Your final "lab test" is your tongue or the tongues of friends or judges if you enter competitions. If you have very poor perception of bitterness requirements for differing styles of beers or you are new to home brewing stick with the formula and utilisation BeerSmith provides until you have a good handle on how hops work in a beer. To educate your tongue find a medium to low bittered beer on the commercial market that states the ibu level and brew a beer with ibus as close as you can get to that. It should teach you that commercial beers are often not as bitter tasting as you think for the ibu's stated and that home brewers very often over bitter their beer by quite a significant margin compared to a commercial counterpart. BeerSmith is a very professional piece of software because it doesn't assume all systems are the same. In your equipment settings you can alter the hop utilisation of your system to match your perception of bitterness regardless of the formula you use. Examine a beer you have already brewed. The Hop utilisation factor is a percentage increase or decrease you can set. If your beer is too bitter increase the utilisation % but don't alter the amount of hops you used in that beer and then observe the ibus returned by the software. Repeat the changes until the ibus returned are about your bitterness perceptions.

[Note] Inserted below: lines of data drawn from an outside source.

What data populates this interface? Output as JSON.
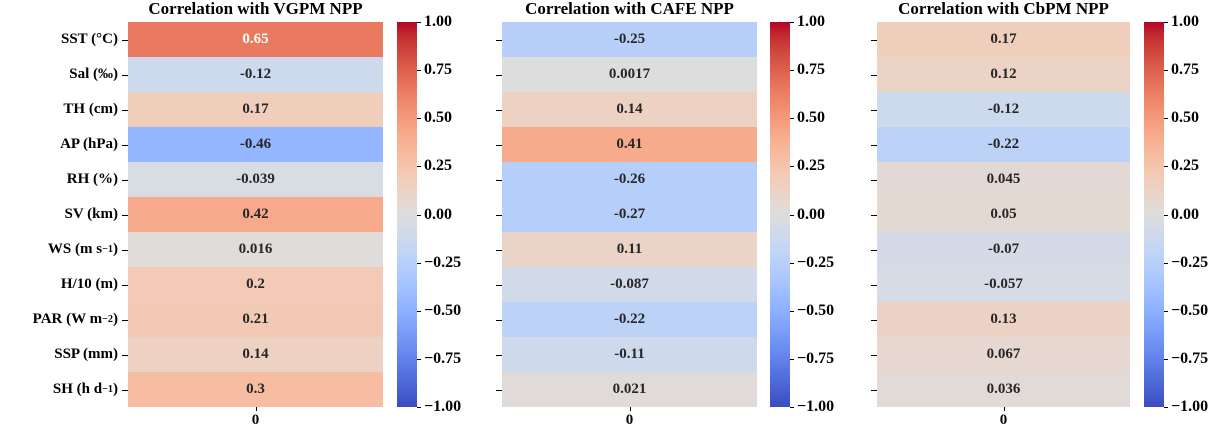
{
  "figure": {
    "background": "#ffffff",
    "text_color": "#000000",
    "annotation_dark_text": "#262626",
    "annotation_light_text": "#ffffff"
  },
  "shared": {
    "row_labels": [
      "SST (°C)",
      "Sal (‰)",
      "TH (cm)",
      "AP (hPa)",
      "RH (%)",
      "SV (km)",
      "WS (m s^{−1})",
      "H/10 (m)",
      "PAR (W m^{−2})",
      "SSP (mm)",
      "SH (h d^{−1})"
    ],
    "x_tick_label": "0",
    "colorbar_ticks": [
      "1.00",
      "0.75",
      "0.50",
      "0.25",
      "0.00",
      "−0.25",
      "−0.50",
      "−0.75",
      "−1.00"
    ],
    "colormap": "coolwarm",
    "vmin": -1,
    "vmax": 1
  },
  "chart_data": [
    {
      "type": "heatmap",
      "title": "Correlation with VGPM NPP",
      "rows": [
        "SST (°C)",
        "Sal (‰)",
        "TH (cm)",
        "AP (hPa)",
        "RH (%)",
        "SV (km)",
        "WS (m s⁻¹)",
        "H/10 (m)",
        "PAR (W m⁻²)",
        "SSP (mm)",
        "SH (h d⁻¹)"
      ],
      "x_ticks": [
        "0"
      ],
      "values": [
        0.65,
        -0.12,
        0.17,
        -0.46,
        -0.039,
        0.42,
        0.016,
        0.2,
        0.21,
        0.14,
        0.3
      ],
      "cell_labels": [
        "0.65",
        "-0.12",
        "0.17",
        "-0.46",
        "-0.039",
        "0.42",
        "0.016",
        "0.2",
        "0.21",
        "0.14",
        "0.3"
      ],
      "vmin": -1,
      "vmax": 1,
      "colormap": "coolwarm",
      "legend_position": "right"
    },
    {
      "type": "heatmap",
      "title": "Correlation with CAFE NPP",
      "rows": [
        "SST (°C)",
        "Sal (‰)",
        "TH (cm)",
        "AP (hPa)",
        "RH (%)",
        "SV (km)",
        "WS (m s⁻¹)",
        "H/10 (m)",
        "PAR (W m⁻²)",
        "SSP (mm)",
        "SH (h d⁻¹)"
      ],
      "x_ticks": [
        "0"
      ],
      "values": [
        -0.25,
        0.0017,
        0.14,
        0.41,
        -0.26,
        -0.27,
        0.11,
        -0.087,
        -0.22,
        -0.11,
        0.021
      ],
      "cell_labels": [
        "-0.25",
        "0.0017",
        "0.14",
        "0.41",
        "-0.26",
        "-0.27",
        "0.11",
        "-0.087",
        "-0.22",
        "-0.11",
        "0.021"
      ],
      "vmin": -1,
      "vmax": 1,
      "colormap": "coolwarm",
      "legend_position": "right"
    },
    {
      "type": "heatmap",
      "title": "Correlation with CbPM NPP",
      "rows": [
        "SST (°C)",
        "Sal (‰)",
        "TH (cm)",
        "AP (hPa)",
        "RH (%)",
        "SV (km)",
        "WS (m s⁻¹)",
        "H/10 (m)",
        "PAR (W m⁻²)",
        "SSP (mm)",
        "SH (h d⁻¹)"
      ],
      "x_ticks": [
        "0"
      ],
      "values": [
        0.17,
        0.12,
        -0.12,
        -0.22,
        0.045,
        0.05,
        -0.07,
        -0.057,
        0.13,
        0.067,
        0.036
      ],
      "cell_labels": [
        "0.17",
        "0.12",
        "-0.12",
        "-0.22",
        "0.045",
        "0.05",
        "-0.07",
        "-0.057",
        "0.13",
        "0.067",
        "0.036"
      ],
      "vmin": -1,
      "vmax": 1,
      "colormap": "coolwarm",
      "legend_position": "right"
    }
  ]
}
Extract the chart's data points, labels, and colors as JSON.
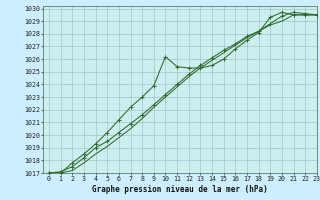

This is a quite subjective but eventually you will nail it down for your system. Use the new utilisation % for the next brew. You will notice that you use more or less hops depending on how you altered the utilisation %. Fine tune over a couple of brews and soon you will have your system giving you more accurate to your palate hop bitterness levels.

There is a very basic issue with bitterness in that many people don't account for a change in AA% for the new bag of hops they have purchased and they are often very slap dash in weighing the hops. Spend the money and get a very accurate set of scales. I don't use ounces but my scales measure accurately in 1/10 of a gram. No big deal for low alpha hops but if you are using some of the newer 15 -17% AA hops small errors in a low to mid bittered beer will cause you much grief.

As an example I changed pots about 8 years ago and started using a high output gas burner compared to an electric heat wand and my next couple of beers were too bitter [by to my taste about 10% at least] compared to those brewed previously. BeerSmith allowed me to adjust the hop utilisation percentage and my next beer was very close to what I perceived the bitterness to be.

If you are fine tuning your system only change one thing at a time and keep reasonable records of what you have done.

BeerSmith is a superb tool for brewing and in reality does just about everything for you. It does require you to know your system and give it accurate data though.